Juan José Prieto Lárez
Para el despacho de la
crónica de hoy, tenía prevista otra historia. Estaba abocetada, el andamiaje
que voy construyendo durante la semana, estaba a punto de fraguado, a decir de
la mezcla de los elementos. Pero el jueves pasado a las cinco y media de la
mañana, surgió lo imprevisto: Cucho Berbín había muerto. La estocada fue
profunda, tanto, que un temblor terminó de sacudirme la soñarrera. La memoria,
con tan sorpresivo detonante se afincó en el recuerdo de mi mamá.

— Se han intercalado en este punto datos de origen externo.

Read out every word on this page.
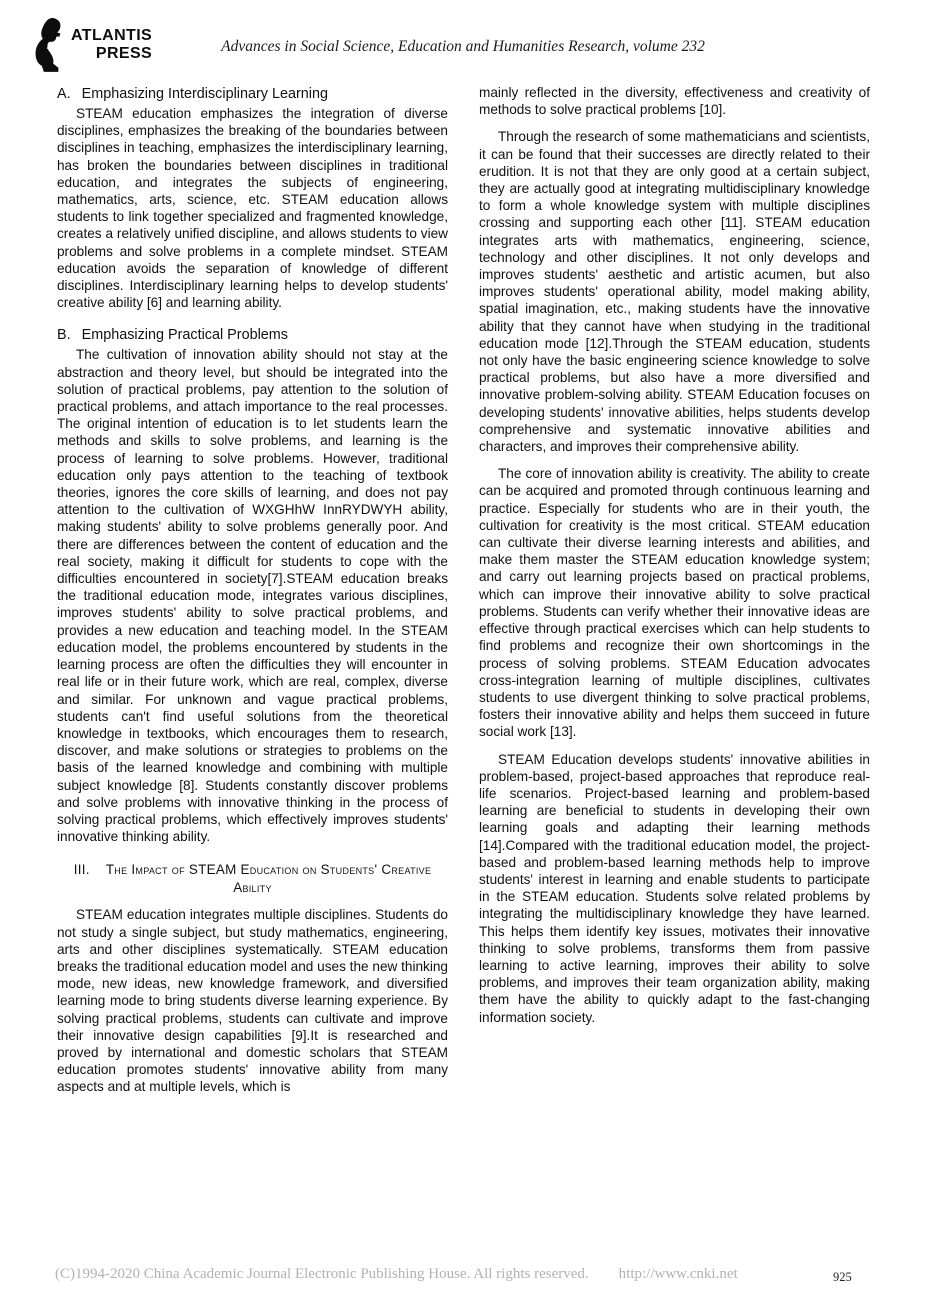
ATLANTIS
PRESS	Advances in Social Science, Education and Humanities Research, volume 232
A. Emphasizing Interdisciplinary Learning

STEAM education emphasizes the integration of diverse disciplines, emphasizes the breaking of the boundaries between disciplines in teaching, emphasizes the interdisciplinary learning, has broken the boundaries between disciplines in traditional education, and integrates the subjects of engineering, mathematics, arts, science, etc. STEAM education allows students to link together specialized and fragmented knowledge, creates a relatively unified discipline, and allows students to view problems and solve problems in a complete mindset. STEAM education avoids the separation of knowledge of different disciplines. Interdisciplinary learning helps to develop students' creative ability [6] and learning ability.

B. Emphasizing Practical Problems

The cultivation of innovation ability should not stay at the abstraction and theory level, but should be integrated into the solution of practical problems, pay attention to the solution of practical problems, and attach importance to the real processes. The original intention of education is to let students learn the methods and skills to solve problems, and learning is the process of learning to solve problems. However, traditional education only pays attention to the teaching of textbook theories, ignores the core skills of learning, and does not pay attention to the cultivation of WXGHhW InnRYDWYH ability, making students' ability to solve problems generally poor. And there are differences between the content of education and the real society, making it difficult for students to cope with the difficulties encountered in society[7].STEAM education breaks the traditional education mode, integrates various disciplines, improves students' ability to solve practical problems, and provides a new education and teaching model. In the STEAM education model, the problems encountered by students in the learning process are often the difficulties they will encounter in real life or in their future work, which are real, complex, diverse and similar. For unknown and vague practical problems, students can't find useful solutions from the theoretical knowledge in textbooks, which encourages them to research, discover, and make solutions or strategies to problems on the basis of the learned knowledge and combining with multiple subject knowledge [8]. Students constantly discover problems and solve problems with innovative thinking in the process of solving practical problems, which effectively improves students' innovative thinking ability.

III. The Impact of STEAM Education on Students' Creative Ability

STEAM education integrates multiple disciplines. Students do not study a single subject, but study mathematics, engineering, arts and other disciplines systematically. STEAM education breaks the traditional education model and uses the new thinking mode, new ideas, new knowledge framework, and diversified learning mode to bring students diverse learning experience. By solving practical problems, students can cultivate and improve their innovative design capabilities [9].It is researched and proved by international and domestic scholars that STEAM education promotes students' innovative ability from many aspects and at multiple levels, which is

mainly reflected in the diversity, effectiveness and creativity of methods to solve practical problems [10].

Through the research of some mathematicians and scientists, it can be found that their successes are directly related to their erudition. It is not that they are only good at a certain subject, they are actually good at integrating multidisciplinary knowledge to form a whole knowledge system with multiple disciplines crossing and supporting each other [11]. STEAM education integrates arts with mathematics, engineering, science, technology and other disciplines. It not only develops and improves students' aesthetic and artistic acumen, but also improves students' operational ability, model making ability, spatial imagination, etc., making students have the innovative ability that they cannot have when studying in the traditional education mode [12].Through the STEAM education, students not only have the basic engineering science knowledge to solve practical problems, but also have a more diversified and innovative problem-solving ability. STEAM Education focuses on developing students' innovative abilities, helps students develop comprehensive and systematic innovative abilities and characters, and improves their comprehensive ability.

The core of innovation ability is creativity. The ability to create can be acquired and promoted through continuous learning and practice. Especially for students who are in their youth, the cultivation for creativity is the most critical. STEAM education can cultivate their diverse learning interests and abilities, and make them master the STEAM education knowledge system; and carry out learning projects based on practical problems, which can improve their innovative ability to solve practical problems. Students can verify whether their innovative ideas are effective through practical exercises which can help students to find problems and recognize their own shortcomings in the process of solving problems. STEAM Education advocates cross-integration learning of multiple disciplines, cultivates students to use divergent thinking to solve practical problems, fosters their innovative ability and helps them succeed in future social work [13].

STEAM Education develops students' innovative abilities in problem-based, project-based approaches that reproduce real-life scenarios. Project-based learning and problem-based learning are beneficial to students in developing their own learning goals and adapting their learning methods [14].Compared with the traditional education model, the project-based and problem-based learning methods help to improve students' interest in learning and enable students to participate in the STEAM education. Students solve related problems by integrating the multidisciplinary knowledge they have learned. This helps them identify key issues, motivates their innovative thinking to solve problems, transforms them from passive learning to active learning, improves their ability to solve problems, and improves their team organization ability, making them have the ability to quickly adapt to the fast-changing information society.

(C)1994-2020 China Academic Journal Electronic Publishing House. All rights reserved. http://www.cnki.net	925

A Cucho La
Asunción lo vivía todos los días, con su andar plantado en el lomo de un
bastón, una cachucha lo retrataba como viejo sonero, sus bluyines cortos
dejaban ver la torpeza amaestrada de sus otoñales rodillas, y eso sí, los
labios ceñudos silbando, silbando, a toda hora, día tras día silbando, era su
manía para estar contento, sin bufonadas, sino con afinada prestancia.
Por allá por los
setentas, siendo yo un niño y La Asunción alcanzaba el rango de cuna de
músicos, la Orquesta Ritmo del Caribe daba el palo en cuanta fiesta se
programara en la isla y también en tierra firme. Cucho ya era la voz. Todos
aupaban a aquel muchacho blanco y picaresco que hacía mecer las parejas con su
tono nato de juglar caribeño. Las letras pegajosas de los mejores boleros
mexicanos y portorriqueños le otorgaron el beneplácito de mejor intérprete de
boleros en el disputado ambiente tutelar de la rumba. Muchacho al fin, no
asistía a estas veladas imponentes de música fresca, hallando lugar en los
primerizos amoríos. Cuando el Colegio de Médicos, a dos cuadras de mi casa,
inició su época de oro, el escuchar la mejor música era el cielo. Así supe
cuánto le gustaba a mi mamá aquella vieja pieza titulada Vieja luna, de Orlando
de la Rosa. Cantada por Cucho era la compañía que la ciudad esperaba con ansias
para conciliar el sueño propicio. Ella esperaba esa canción. Por la mañana su
tarareo era la excusa de la evocación. Jamás, menos a estas alturas, olvidaré
la letra tan decisiva: quiero escaparme con la vieja luna/en el momento en que
la noche muere.
Ya creciditos y con la
anuencia para los debutantes tragos, si no éramos invitados a tal fiesta nos
sentábamos en la Plaza Mataíllas entregados al disfrute clandestino. Así nos
aprendíamos las canciones que luego rendíamos al pie de alguna ventana de la
elegida, no podía faltar Vieja luna y Quisiera, del maestro Augusto Fermín.
Quizás con la timidez de emprender viaje Cucho esperó a que apareciera su vieja
luna, aprovechando el silencio que hacía guardar su voz. Las madrugadas
seguirán siendo las mañanas de la adversidad, como dice la canción.